Skin changes, especially colour changes, are often more noticeable in Caucasian women. Melanin is the brown colour in the skin that causes suntans. Melanin is made by cells in the skin called melanocytes. Melanocytes are controlled by a hormone or chemical messenger in the blood. This hormone is called melanocyte stimulating hormone (MSH) and is produced by the brain. During pregnancy, the levels of MSH increase and cause the characteristic skin colour changes.
On the face, some women develop “a mask of pregnancy” or chloasma. This is a patch of brown colouring of the skin on the nose extending across the upper cheeks or any area exposed to the sun. Although these changes tend to fade after delivery, some patches of brown may be left behind. Using sunscreens can help protect the skin from these changes. This is important because women are more likely to sunburn when pregnant.
The coloured skin surrounding the nipple is called the areola. During pregnancy the nipple, areola and breasts all grow larger. The nipple and areola may change colour, becoming browner. Early in pregnancy, within the areola a ring of little bumps becomes more prominent. These are called Montgomery’s glands and measure about two millimetres across. A secondary areola may develop outside the areola. It is fainter and has a vague border. After the baby is born, the secondary areola fades away. The nipple and areola become lighter but may still remain brown.
Other areas of the skin can experience pigment changes, too.

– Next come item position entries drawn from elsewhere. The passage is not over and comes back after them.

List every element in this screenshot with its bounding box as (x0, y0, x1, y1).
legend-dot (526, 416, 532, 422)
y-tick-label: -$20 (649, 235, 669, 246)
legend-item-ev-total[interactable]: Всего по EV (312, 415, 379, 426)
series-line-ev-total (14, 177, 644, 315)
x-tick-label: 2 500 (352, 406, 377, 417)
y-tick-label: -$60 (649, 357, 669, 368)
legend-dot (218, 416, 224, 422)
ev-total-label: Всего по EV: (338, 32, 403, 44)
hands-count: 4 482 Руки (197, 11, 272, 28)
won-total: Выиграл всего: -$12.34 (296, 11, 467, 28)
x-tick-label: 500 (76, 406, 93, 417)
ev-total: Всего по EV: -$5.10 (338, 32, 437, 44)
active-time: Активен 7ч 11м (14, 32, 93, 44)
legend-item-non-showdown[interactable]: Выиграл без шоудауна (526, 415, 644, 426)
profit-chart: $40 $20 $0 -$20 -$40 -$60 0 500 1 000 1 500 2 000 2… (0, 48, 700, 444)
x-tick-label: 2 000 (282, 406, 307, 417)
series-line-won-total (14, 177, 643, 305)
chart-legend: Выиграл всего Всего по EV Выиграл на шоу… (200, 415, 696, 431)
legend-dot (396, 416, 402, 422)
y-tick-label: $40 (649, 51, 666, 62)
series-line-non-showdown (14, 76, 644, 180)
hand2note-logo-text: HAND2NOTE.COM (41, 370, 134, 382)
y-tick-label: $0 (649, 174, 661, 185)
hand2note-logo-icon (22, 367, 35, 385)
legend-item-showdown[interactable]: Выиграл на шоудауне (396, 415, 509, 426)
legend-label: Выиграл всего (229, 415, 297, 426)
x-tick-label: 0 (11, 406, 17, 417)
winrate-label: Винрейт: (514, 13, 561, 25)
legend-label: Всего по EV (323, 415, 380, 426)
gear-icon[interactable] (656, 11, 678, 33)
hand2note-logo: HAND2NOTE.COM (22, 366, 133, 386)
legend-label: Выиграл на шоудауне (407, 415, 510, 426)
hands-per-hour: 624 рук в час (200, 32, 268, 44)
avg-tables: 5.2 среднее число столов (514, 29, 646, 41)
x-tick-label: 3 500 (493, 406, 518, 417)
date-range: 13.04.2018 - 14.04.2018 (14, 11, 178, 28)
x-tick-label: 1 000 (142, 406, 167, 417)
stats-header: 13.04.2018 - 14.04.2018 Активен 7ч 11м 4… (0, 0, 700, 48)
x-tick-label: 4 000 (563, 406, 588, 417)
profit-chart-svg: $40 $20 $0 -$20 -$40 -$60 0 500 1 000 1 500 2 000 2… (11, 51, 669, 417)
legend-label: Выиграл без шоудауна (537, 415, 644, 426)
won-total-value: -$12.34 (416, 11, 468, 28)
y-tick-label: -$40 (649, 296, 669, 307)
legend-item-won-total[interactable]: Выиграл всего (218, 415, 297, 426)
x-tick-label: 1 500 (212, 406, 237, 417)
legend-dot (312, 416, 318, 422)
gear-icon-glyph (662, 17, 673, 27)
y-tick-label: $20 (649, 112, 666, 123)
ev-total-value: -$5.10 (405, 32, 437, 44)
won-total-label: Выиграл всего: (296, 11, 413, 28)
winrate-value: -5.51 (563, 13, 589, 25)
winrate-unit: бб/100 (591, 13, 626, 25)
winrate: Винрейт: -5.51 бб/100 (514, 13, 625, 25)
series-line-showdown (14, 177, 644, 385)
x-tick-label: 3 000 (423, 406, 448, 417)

A dark brown line can develop running vertically down the centre of the abdomen. This is called the linea nigra. The thighs may also darken in colour. During pregnancy the labia (lips of the vagina or birth canal) get larger and may also become browner. Moles may become a darker brown, but if you are concerned about changes to any moles, it is best to check them with your doctor. Many of these changes fade after pregnancy.
Pregnant women may get stretch marks on their abdomen and breasts. It is difficult to predict who will get stretch marks. The best hint is a look at your mother’s abdomen. If she has them, you will probably, too. When stretch marks first appear, they may be pink or purple. After the baby is born, they tend to get narrower and lighter. Eighteen months after the delivery they are pale or silvery-white. The medical name for stretch marks is striae gravidarum.

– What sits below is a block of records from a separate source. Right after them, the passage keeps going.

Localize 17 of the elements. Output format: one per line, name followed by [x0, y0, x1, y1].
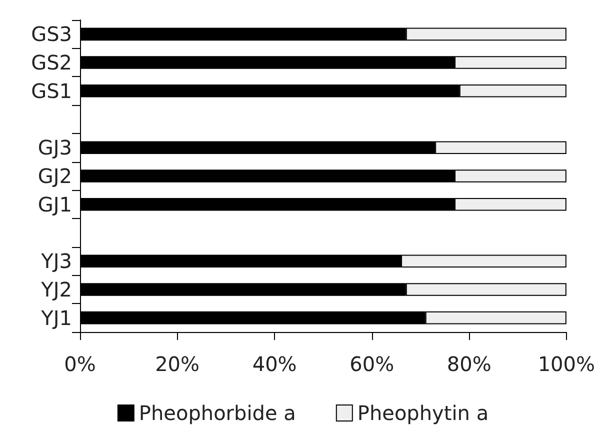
y-tick-label: YJ3	[40, 249, 72, 274]
legend-label: Pheophytin a	[357, 401, 489, 425]
x-tick-label: 20%	[155, 352, 200, 376]
x-tick-label: 80%	[446, 352, 492, 376]
y-tick-label: GS3	[31, 22, 72, 46]
x-tick-label: 60%	[350, 352, 394, 376]
y-tick-label: GJ1	[38, 192, 72, 216]
y-tick-label: YJ2	[40, 277, 72, 302]
y-tick-label: GS2	[31, 50, 72, 75]
y-tick-label: GJ3	[38, 136, 72, 160]
x-tick-label: 40%	[252, 352, 297, 376]
y-tick-label: GJ2	[38, 164, 72, 188]
y-tick-label: YJ1	[40, 306, 72, 330]
x-tick-label: 100%	[538, 352, 596, 376]
x-tick-label: 0%	[64, 352, 96, 376]
legend-label: Pheophorbide a	[138, 401, 296, 425]
y-tick-label: GS1	[31, 78, 72, 103]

Blood vessels in the skin enlarge in response to the increase in the hormone estrogen. They may show up as small spider veins or nevi, which are clusters of narrow veins seen on the surface of the skin. The face, chest and legs are most commonly affected. After delivery most, but not all, will go away.
Hairs grow from hair bulbs in structures called hair follicles. These follicles go through different phases. A hair grows in the follicle in a phase lasting two to six years. When the hair bulb dies, the hair stops growing and rests. This phase is called telogen. After three months, a new bulb forms and a new hair shaft starts growing, shedding the old hair from the follicle. Each lost hair is replaced by another one a few weeks later.
Normally 15 to 20 per cent of scalp hair is in the telogen phase. In late pregnancy that figure falls to 10 per cent. Hair shedding is put on hold and pregnant women may notice that their hair gets thicker. The number of hair follicles in telogen rises to 30 per cent at nine weeks after delivery. This leads to accelerated hair loss when the baby is two to four months old. Since hair loss is spread out over the scalp, it does not result in bald spots. This usually ends about three months after delivery.
Nails grow in a similar manner to hair and may be noticeably different in pregnancy. They may be more likely to crack or split. Sweat glands may also be more active. All these changes are
Acne in pregnancy is caused by increased activity of the sebaceous glands in the skin. These are the glands that produce natural skin oils. Skin conditions such as eczema or atopic dermatitis usually worsen or may develop for the first time. Psoriasis, on the other hand, usually improves and in half of women ceases to be a problem during pregnancy. All of these conditions are treatable.
In pregnancy, the immune (defence) system is turned down to allow the baby to survive. Warts are caused by a virus and, if the immune system is turned down, they can grow more rapidly than normal. This can be a problem with warts in the genital area.
There are a few conditions of the skin specific to pregnancy. PUPP stands for pruritic urticaria and papules of pregnancy (meaning itchy hives and bumps). It usually begins with itchy bumps on the abdomen and then spreads to the upper arms and thighs. The condition can become quite miserable with severe itchiness disturbing sleep and enjoyment of life in general. If treatment with creams, antihistamines and sometimes steroids is not effective, the only cure becomes delivery of the baby. Noticeable itching of the skin, but no rash, may indicate a more serious condition of the liver and the woman needs to see her doctor.
Pemphigous gestationis or herpes gestationis (unrelated to the herpes virus) can show up as blisters on the abdomen about midway through the pregnancy. It usually settles late in pregnancy and may flare up again at delivery time. Steroid creams or pills are used to treat it.
Other conditions of the skin may be a sign of a medical problem such as liver disease. It is important that you ask your doctor’s opinion if you do not understand the skin changes you are experiencing.